Another difference since September 11th is that their communications strategy is much more sophisticated than it once was. They are very effective at getting their messages out, and that's through the Internet and through media interviews. They issue press statements. And they are targeting Western audiences more than they used to, so they're doing more in English, and they're also trying to appeal to Western cultural and historical references, whether that be Katrina, or the mortgage crisis, or the war in Iraq. They're tying to appeal to disgruntled U.S. and European citizens.
What do experts believe are the greatest threats facing the United States right now?
The Center for American Progress and Foreign Policy magazine just recently conducted their fourth Terrorism Index, which is a survey of more than 100 terrorism and national security experts from across the ideological spectrum for their views on terrorism and U.S. national security concerns. And these experts show that they had increasing concerns about global terrorist networks. The experts also showed concern about other national security issues apart from growing terrorist networks. They talked about concerns about the war in Iraq, about a nuclear Iran, about failed states, and a U.S. economy in decline. They were increasingly concerned about the proliferation of nuclear weapons, especially that those nuclear weapons might fall into the hands of terrorists.
How can we begin to address these emerging national security challenges?
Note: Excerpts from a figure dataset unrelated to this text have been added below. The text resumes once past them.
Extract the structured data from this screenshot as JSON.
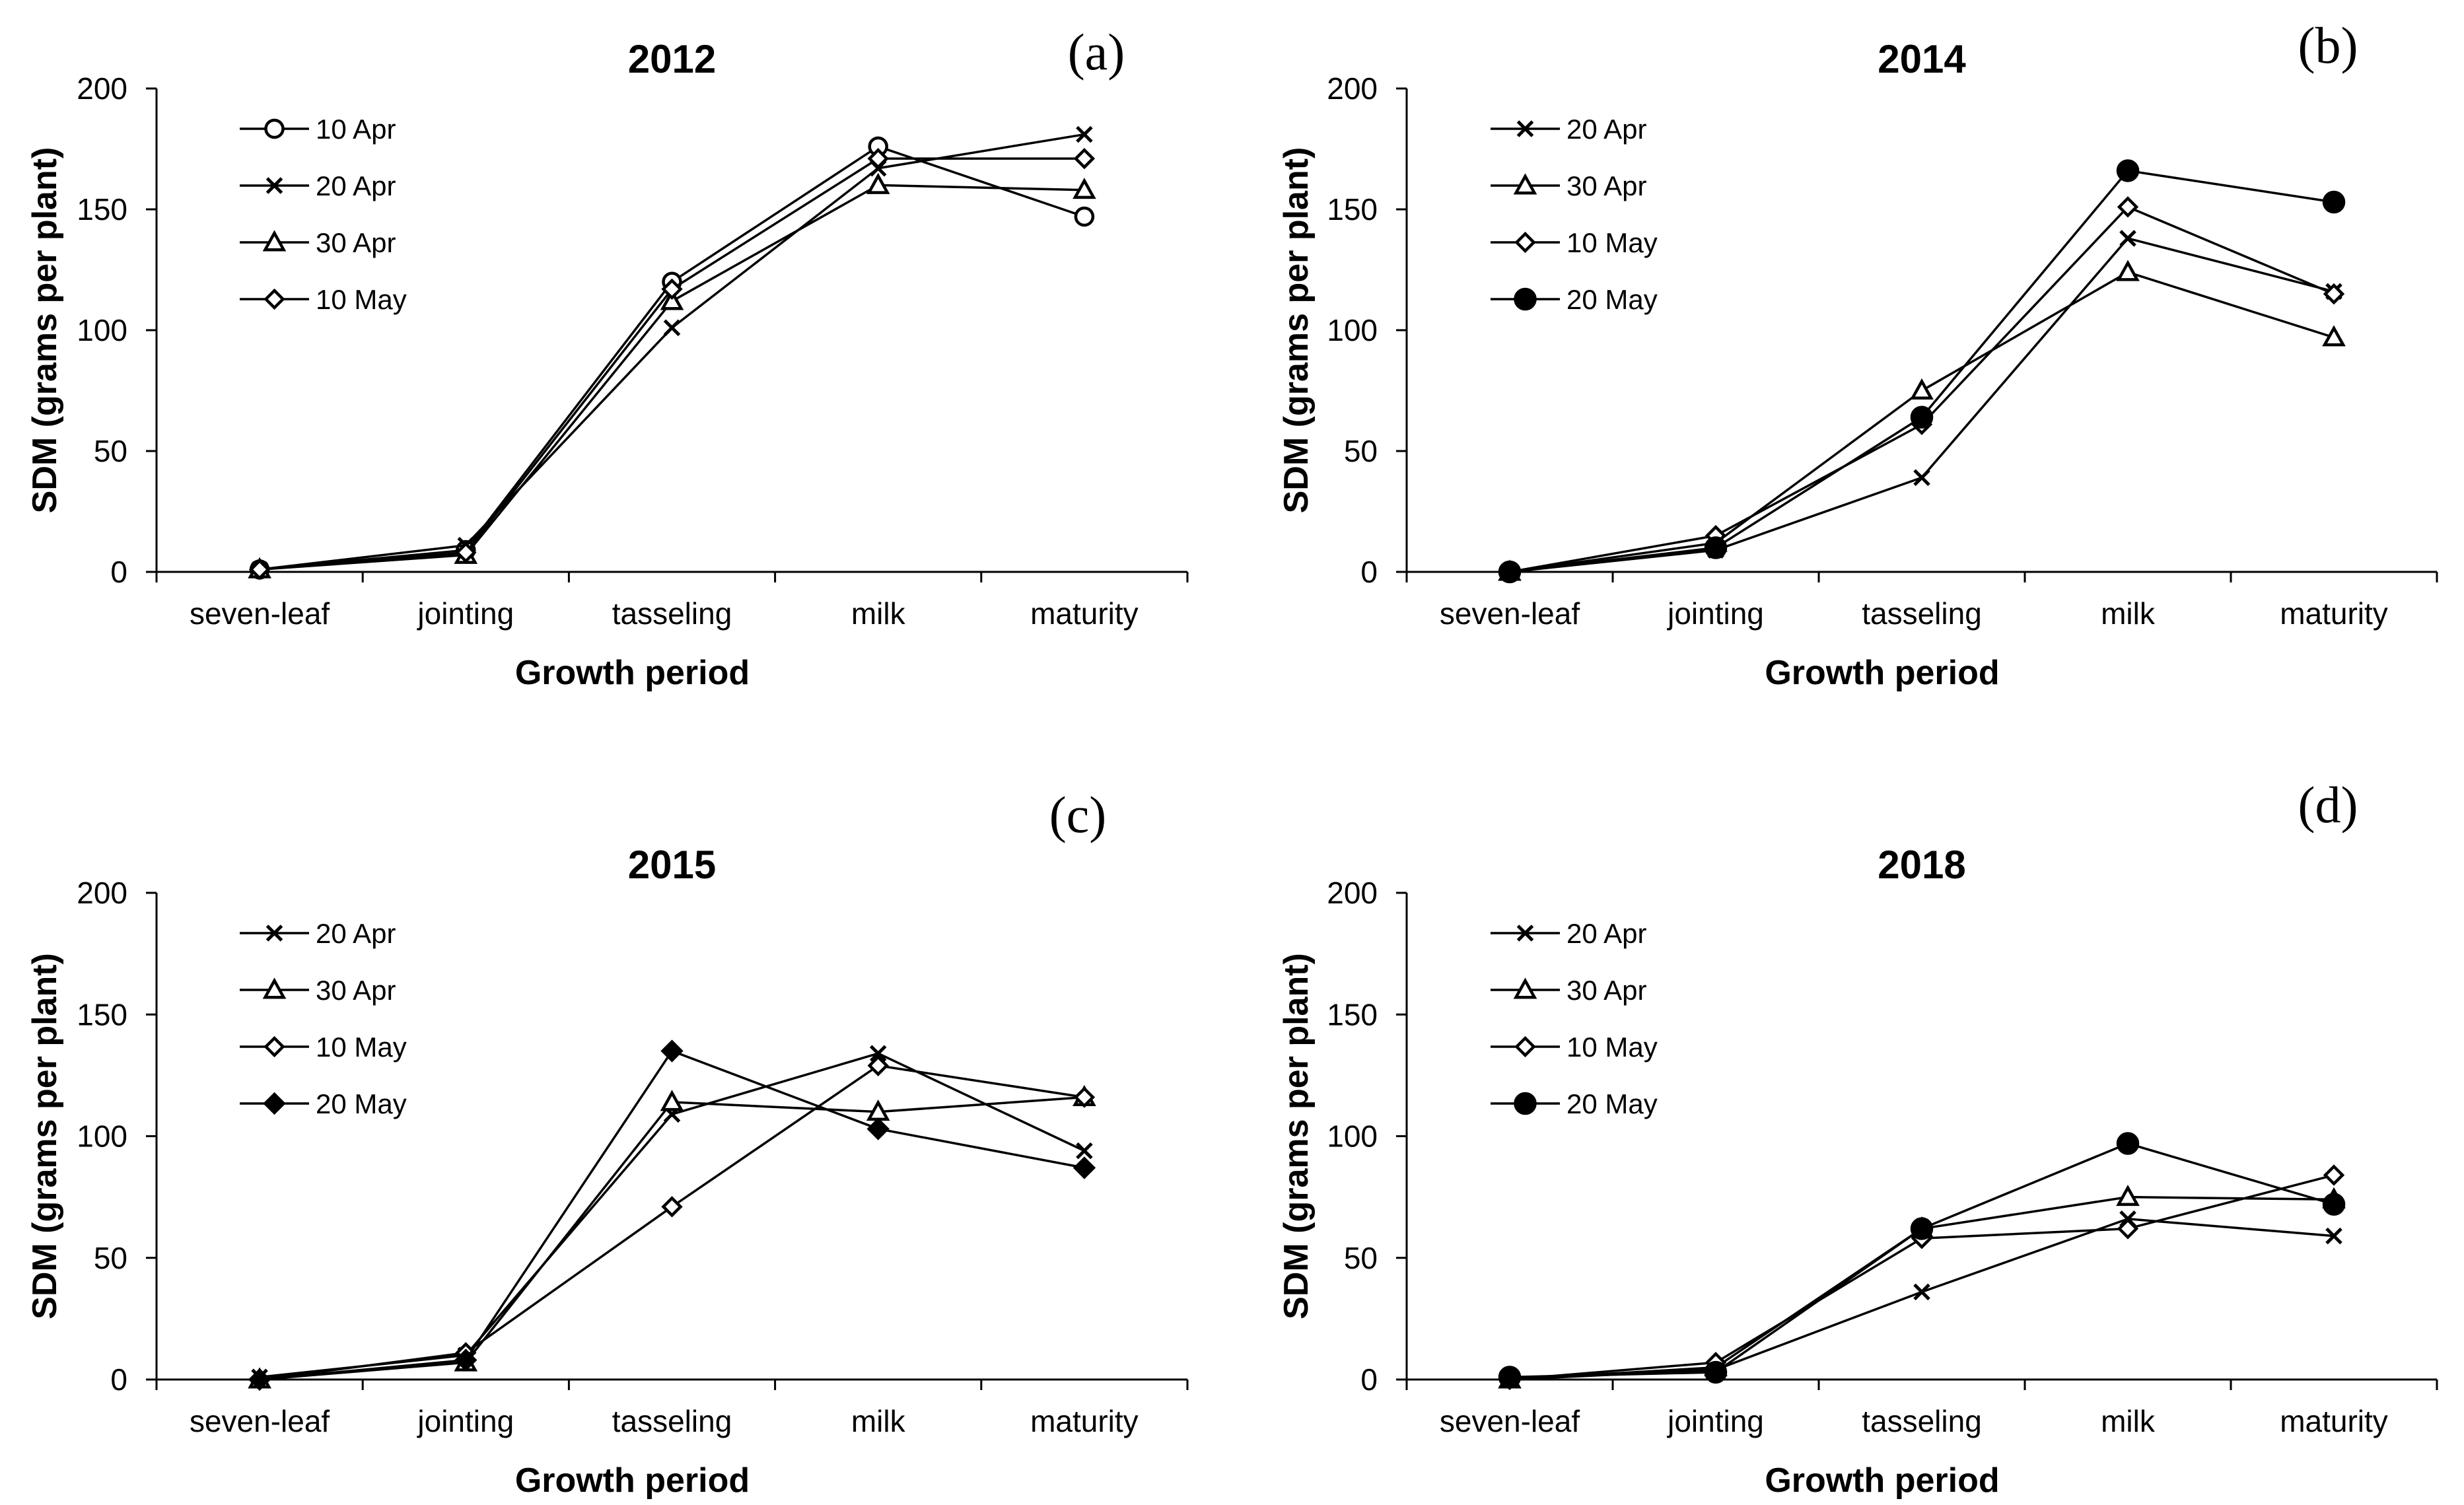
{
  "chart_data": [
    {
      "type": "line",
      "panel_label": "(a)",
      "title": "2012",
      "xlabel": "Growth period",
      "ylabel": "SDM (grams per plant)",
      "categories": [
        "seven-leaf",
        "jointing",
        "tasseling",
        "milk",
        "maturity"
      ],
      "ylim": [
        0,
        200
      ],
      "yticks": [
        "0",
        "50",
        "100",
        "150",
        "200"
      ],
      "grid": false,
      "legend_position": "top-left",
      "series": [
        {
          "name": "10 Apr",
          "marker": "circle-open",
          "values": [
            1,
            9,
            120,
            176,
            147
          ]
        },
        {
          "name": "20 Apr",
          "marker": "x",
          "values": [
            1,
            11,
            101,
            167,
            181
          ]
        },
        {
          "name": "30 Apr",
          "marker": "triangle-open",
          "values": [
            1,
            7,
            112,
            160,
            158
          ]
        },
        {
          "name": "10 May",
          "marker": "diamond-open",
          "values": [
            1,
            8,
            117,
            171,
            171
          ]
        }
      ]
    },
    {
      "type": "line",
      "panel_label": "(b)",
      "title": "2014",
      "xlabel": "Growth period",
      "ylabel": "SDM (grams per plant)",
      "categories": [
        "seven-leaf",
        "jointing",
        "tasseling",
        "milk",
        "maturity"
      ],
      "ylim": [
        0,
        200
      ],
      "yticks": [
        "0",
        "50",
        "100",
        "150",
        "200"
      ],
      "grid": false,
      "legend_position": "top-left",
      "series": [
        {
          "name": "20 Apr",
          "marker": "x",
          "values": [
            0,
            9,
            39,
            138,
            116
          ]
        },
        {
          "name": "30 Apr",
          "marker": "triangle-open",
          "values": [
            0,
            12,
            75,
            124,
            97
          ]
        },
        {
          "name": "10 May",
          "marker": "diamond-open",
          "values": [
            0,
            15,
            61,
            151,
            115
          ]
        },
        {
          "name": "20 May",
          "marker": "circle-filled",
          "values": [
            0,
            10,
            64,
            166,
            153
          ]
        }
      ]
    },
    {
      "type": "line",
      "panel_label": "(c)",
      "title": "2015",
      "xlabel": "Growth period",
      "ylabel": "SDM (grams per plant)",
      "categories": [
        "seven-leaf",
        "jointing",
        "tasseling",
        "milk",
        "maturity"
      ],
      "ylim": [
        0,
        200
      ],
      "yticks": [
        "0",
        "50",
        "100",
        "150",
        "200"
      ],
      "grid": false,
      "legend_position": "top-left",
      "series": [
        {
          "name": "20 Apr",
          "marker": "x",
          "values": [
            1,
            10,
            109,
            134,
            94
          ]
        },
        {
          "name": "30 Apr",
          "marker": "triangle-open",
          "values": [
            0,
            7,
            114,
            110,
            116
          ]
        },
        {
          "name": "10 May",
          "marker": "diamond-open",
          "values": [
            0,
            11,
            71,
            129,
            116
          ]
        },
        {
          "name": "20 May",
          "marker": "diamond-filled",
          "values": [
            0,
            8,
            135,
            103,
            87
          ]
        }
      ]
    },
    {
      "type": "line",
      "panel_label": "(d)",
      "title": "2018",
      "xlabel": "Growth period",
      "ylabel": "SDM (grams per plant)",
      "categories": [
        "seven-leaf",
        "jointing",
        "tasseling",
        "milk",
        "maturity"
      ],
      "ylim": [
        0,
        200
      ],
      "yticks": [
        "0",
        "50",
        "100",
        "150",
        "200"
      ],
      "grid": false,
      "legend_position": "top-left",
      "series": [
        {
          "name": "20 Apr",
          "marker": "x",
          "values": [
            0,
            4,
            36,
            66,
            59
          ]
        },
        {
          "name": "30 Apr",
          "marker": "triangle-open",
          "values": [
            0,
            5,
            62,
            75,
            74
          ]
        },
        {
          "name": "10 May",
          "marker": "diamond-open",
          "values": [
            0,
            7,
            58,
            62,
            84
          ]
        },
        {
          "name": "20 May",
          "marker": "circle-filled",
          "values": [
            1,
            3,
            62,
            97,
            72
          ]
        }
      ]
    }
  ]
}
It's clear that the next administration has a whole host of major security challenges it will need to face. And that ranges from Iraq to Iran, and Afghanistan and Pakistan. The Terrorism Index had some interesting insights into this. For Iraq, for example, majorities thought that we needed to begin withdrawing U.S. troops over the next 18 months, and begin redeploying them to Afghanistan and the Persian Gulf. They also thought that the current strategy toward Pakistan was having a negative impact on U.S. national security, and that we needed to do a better job at pressuring the Pakistani government to crack down on the militant groups in the Federally Administered Tribal Areas, which are actively planning attacks on the United States, and also to encourage the Pakistani government to be much more aggressive at integrating those areas into the rest of Pakistan so that it wasn't sort of this failed state within a state. They also had recommendations on Afghanistan, trying to turn the situation around there. One of the major recommendations there was to increase the international coordination and create a plan by the actors there to turn the situation around.